Anamnesa merupakan pengganti kejadian yang dialami individu dari dulu hingga sekarang yang dinyatakan dalam bentuk kalimat dan kata-kata. Untuk lebih menyaring data maka diperlukan protokol yaitu daftar pertanyaan berupa butir-butir yang diperkirakan memiliki makna penting bagi orang tersebut dan validasi dari datanya. Kemudian bertanya pada pihak-pihak lain yang terlibat untuk kemudian pernyataan-pernyataan yang diperoleh tersebut dibandingkan.

Untuk menyusun anamnesa yang diperlukan adalah :
1. Data yang diperoleh hendaknya dicatat secara rinci
Bila jawaban klien tidak pasti, maka harus disertai catatan bahwa terdapat keraguan dari klien tentang data yang dinyatakannya tersebut. Jadi, dalam mencatat kita tidak boleh mengembangkan jawaban klien.

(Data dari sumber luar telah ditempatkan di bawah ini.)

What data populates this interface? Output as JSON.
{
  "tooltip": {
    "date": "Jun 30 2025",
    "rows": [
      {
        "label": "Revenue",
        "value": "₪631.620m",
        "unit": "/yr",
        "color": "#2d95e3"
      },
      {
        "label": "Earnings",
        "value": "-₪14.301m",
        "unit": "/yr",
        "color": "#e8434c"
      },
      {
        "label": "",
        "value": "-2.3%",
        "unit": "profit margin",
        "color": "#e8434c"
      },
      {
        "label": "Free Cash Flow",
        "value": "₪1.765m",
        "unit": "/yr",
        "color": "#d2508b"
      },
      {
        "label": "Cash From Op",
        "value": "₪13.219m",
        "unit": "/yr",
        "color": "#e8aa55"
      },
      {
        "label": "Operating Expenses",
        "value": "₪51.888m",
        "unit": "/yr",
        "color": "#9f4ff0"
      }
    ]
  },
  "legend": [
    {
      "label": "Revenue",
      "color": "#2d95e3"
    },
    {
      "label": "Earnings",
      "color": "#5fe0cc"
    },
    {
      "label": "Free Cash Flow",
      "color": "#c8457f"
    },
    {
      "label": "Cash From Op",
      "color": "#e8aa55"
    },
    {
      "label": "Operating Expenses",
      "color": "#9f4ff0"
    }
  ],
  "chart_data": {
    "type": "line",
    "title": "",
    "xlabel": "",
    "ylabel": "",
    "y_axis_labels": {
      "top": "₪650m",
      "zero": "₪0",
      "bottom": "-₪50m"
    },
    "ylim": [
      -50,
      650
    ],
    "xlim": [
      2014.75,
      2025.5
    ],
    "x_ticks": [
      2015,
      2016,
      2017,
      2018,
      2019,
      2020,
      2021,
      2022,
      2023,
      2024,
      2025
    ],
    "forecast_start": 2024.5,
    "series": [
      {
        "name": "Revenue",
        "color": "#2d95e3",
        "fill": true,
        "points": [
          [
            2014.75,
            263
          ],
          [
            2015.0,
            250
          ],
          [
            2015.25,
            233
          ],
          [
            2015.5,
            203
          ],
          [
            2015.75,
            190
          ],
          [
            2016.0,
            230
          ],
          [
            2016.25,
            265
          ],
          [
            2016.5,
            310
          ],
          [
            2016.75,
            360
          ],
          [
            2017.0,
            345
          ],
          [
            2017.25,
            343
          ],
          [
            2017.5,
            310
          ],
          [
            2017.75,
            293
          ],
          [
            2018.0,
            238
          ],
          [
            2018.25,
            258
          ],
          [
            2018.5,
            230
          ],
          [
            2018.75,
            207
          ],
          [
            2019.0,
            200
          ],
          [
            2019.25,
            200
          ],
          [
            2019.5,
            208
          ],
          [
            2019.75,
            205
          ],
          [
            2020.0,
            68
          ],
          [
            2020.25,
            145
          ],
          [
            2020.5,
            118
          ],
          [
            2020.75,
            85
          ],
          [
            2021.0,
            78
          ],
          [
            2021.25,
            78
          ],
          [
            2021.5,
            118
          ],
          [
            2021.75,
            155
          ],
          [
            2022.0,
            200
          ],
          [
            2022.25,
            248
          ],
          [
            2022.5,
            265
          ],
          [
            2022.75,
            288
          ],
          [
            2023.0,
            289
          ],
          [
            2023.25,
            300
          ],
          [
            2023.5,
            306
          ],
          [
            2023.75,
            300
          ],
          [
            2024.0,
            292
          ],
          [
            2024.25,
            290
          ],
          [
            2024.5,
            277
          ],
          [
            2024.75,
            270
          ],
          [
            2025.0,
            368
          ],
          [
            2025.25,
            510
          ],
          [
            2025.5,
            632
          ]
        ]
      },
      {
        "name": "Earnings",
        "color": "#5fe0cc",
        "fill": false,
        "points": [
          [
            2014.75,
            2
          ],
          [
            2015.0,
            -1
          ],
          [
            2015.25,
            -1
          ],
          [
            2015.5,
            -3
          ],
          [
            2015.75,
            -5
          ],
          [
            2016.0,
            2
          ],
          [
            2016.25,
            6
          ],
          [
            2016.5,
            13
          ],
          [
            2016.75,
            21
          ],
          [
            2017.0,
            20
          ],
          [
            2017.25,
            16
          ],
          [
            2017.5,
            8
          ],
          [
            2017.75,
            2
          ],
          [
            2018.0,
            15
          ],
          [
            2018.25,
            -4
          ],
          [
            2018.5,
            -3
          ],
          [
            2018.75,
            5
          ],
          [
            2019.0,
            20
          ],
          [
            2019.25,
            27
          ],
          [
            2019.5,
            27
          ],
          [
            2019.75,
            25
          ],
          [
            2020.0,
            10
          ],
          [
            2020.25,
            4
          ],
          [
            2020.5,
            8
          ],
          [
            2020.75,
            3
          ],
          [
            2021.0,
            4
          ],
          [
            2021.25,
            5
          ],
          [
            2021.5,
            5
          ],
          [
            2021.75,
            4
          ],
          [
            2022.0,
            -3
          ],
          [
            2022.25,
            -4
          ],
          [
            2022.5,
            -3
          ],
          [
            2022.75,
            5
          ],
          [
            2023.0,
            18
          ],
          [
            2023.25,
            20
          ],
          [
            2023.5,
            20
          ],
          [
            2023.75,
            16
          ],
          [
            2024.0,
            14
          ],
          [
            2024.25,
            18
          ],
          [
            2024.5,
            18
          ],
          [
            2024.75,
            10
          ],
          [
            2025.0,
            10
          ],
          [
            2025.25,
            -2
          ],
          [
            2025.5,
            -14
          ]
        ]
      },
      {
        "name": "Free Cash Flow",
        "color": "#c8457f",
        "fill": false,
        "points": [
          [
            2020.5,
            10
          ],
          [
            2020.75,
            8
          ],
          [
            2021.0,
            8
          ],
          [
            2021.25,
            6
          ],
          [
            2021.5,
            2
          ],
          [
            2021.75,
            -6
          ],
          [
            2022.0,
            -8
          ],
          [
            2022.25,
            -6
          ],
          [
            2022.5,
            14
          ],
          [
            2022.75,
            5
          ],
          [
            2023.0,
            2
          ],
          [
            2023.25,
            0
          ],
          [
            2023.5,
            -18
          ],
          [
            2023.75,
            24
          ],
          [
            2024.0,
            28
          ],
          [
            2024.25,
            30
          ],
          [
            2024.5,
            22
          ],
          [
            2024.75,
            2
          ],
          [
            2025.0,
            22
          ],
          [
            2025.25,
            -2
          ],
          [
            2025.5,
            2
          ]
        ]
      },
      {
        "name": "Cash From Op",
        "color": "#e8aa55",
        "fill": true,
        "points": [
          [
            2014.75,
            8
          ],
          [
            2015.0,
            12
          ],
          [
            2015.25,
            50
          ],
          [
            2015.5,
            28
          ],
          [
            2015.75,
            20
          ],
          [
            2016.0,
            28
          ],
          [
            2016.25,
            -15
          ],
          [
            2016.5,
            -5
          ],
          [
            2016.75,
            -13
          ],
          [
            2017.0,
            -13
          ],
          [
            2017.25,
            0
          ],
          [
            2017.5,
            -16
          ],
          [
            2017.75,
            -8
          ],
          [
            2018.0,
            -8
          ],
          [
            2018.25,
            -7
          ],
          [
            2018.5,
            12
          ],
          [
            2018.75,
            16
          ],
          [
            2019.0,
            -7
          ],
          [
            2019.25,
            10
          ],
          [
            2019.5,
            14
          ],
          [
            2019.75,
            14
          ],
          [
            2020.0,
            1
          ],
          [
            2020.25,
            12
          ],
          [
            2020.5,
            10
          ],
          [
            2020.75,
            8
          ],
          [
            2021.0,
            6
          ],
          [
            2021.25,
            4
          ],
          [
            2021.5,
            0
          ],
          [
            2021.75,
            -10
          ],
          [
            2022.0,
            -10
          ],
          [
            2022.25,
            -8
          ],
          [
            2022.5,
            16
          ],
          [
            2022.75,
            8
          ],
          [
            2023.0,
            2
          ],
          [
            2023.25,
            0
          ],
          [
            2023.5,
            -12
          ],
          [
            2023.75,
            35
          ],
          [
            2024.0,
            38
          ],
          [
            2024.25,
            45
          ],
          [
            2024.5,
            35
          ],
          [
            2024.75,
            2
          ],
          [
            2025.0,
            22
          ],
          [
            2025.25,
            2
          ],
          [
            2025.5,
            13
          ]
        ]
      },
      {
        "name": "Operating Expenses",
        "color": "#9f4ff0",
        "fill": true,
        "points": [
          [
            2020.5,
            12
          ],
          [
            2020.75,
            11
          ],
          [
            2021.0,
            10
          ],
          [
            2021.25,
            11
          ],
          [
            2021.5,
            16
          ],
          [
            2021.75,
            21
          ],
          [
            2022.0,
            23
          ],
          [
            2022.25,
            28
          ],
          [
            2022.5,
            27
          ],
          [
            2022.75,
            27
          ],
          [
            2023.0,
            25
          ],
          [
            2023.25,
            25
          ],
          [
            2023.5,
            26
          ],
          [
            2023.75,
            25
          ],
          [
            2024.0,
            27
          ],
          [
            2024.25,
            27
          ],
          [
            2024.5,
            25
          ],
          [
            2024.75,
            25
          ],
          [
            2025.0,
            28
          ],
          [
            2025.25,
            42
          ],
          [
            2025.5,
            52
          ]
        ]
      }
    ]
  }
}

Pun dengan konotasi yang diungkapkan tidak memiliki arti ganda misalnya, cerdas harus mempunyai pengertian yang seragam bagi semua orang.

2. Dalam mengambil anamnesa, kita harus mempunyai konsep teoritik yang cukup eksplisit, sehingga dengan demikian kita akan pergi untuk menangkap data-data dan langsung dapat menempatkan data itu dalam kerangka teori kita, sehingga interpretasi kita tidak kacau dan tetap terarah

Dalam anamnesa jangan menekankan pada satu masalah misalnya, masa lalu, sekarang dan yang akan datang. Tetapi semuanya dicari kaitannya dan dicari gabungannya sesuai dengan teori yang dipakai.

Diagnosis Multiaksial
Diagnosis merupakan aspek penting dalam bidang psikologi abnormal adanya sistem klasifikasi yang disepakati bersama memungkinkan para ahli klinis saling berkomunikasi secara efektif dan memudahkan upaya untuk menjadi penyebab dan penanganan berbagai psikopatologi. Suatu diagnosis multiaksial diyakini memberikan deskripsi gangguan mental yang lebih multidimensional dan bermanfaat tentang gangguan jiwa pasien.

Diagnosis Multiaksial terdiri dari 5 aksi yaitu :
Aksis I     : Mencakup gangguan klinis dan kondisi lain yang menjadi fokus perhatian klinis.
Aksis II    : Mencakup gangguan kepribadian dan retradasi mental.
Aksis III   : Mencakup kondisi medik umum.
Aksis IV   : Masalah psikososial dan lingkungan.
Aksis V    : Mengenai penilaian fungsi secara global.

Well, segitu dulu pembahasan kali ini.
Sampai bertemu ditulisan selanjutnya❤
Stay safe, stay healthy everyone!


Reference :
1. Davison, Gerald C, John M. Neale & Ann M. Kring 2006. Psikologi Bbnormal Edisi ke-9. Jakarta : PT. Raja Grafindo Persada.
2. Maslim, Dr. dr. Rusdi, Sp. KJ, M. Kes. (2019). Buku Saku Diagnosis Gangguan Jiwa Rujukan Ringkas Dari PPDGJ-III DSM-5 ICD-11 Cetakan-3. Jakarta: FK Unika. Atmajaya.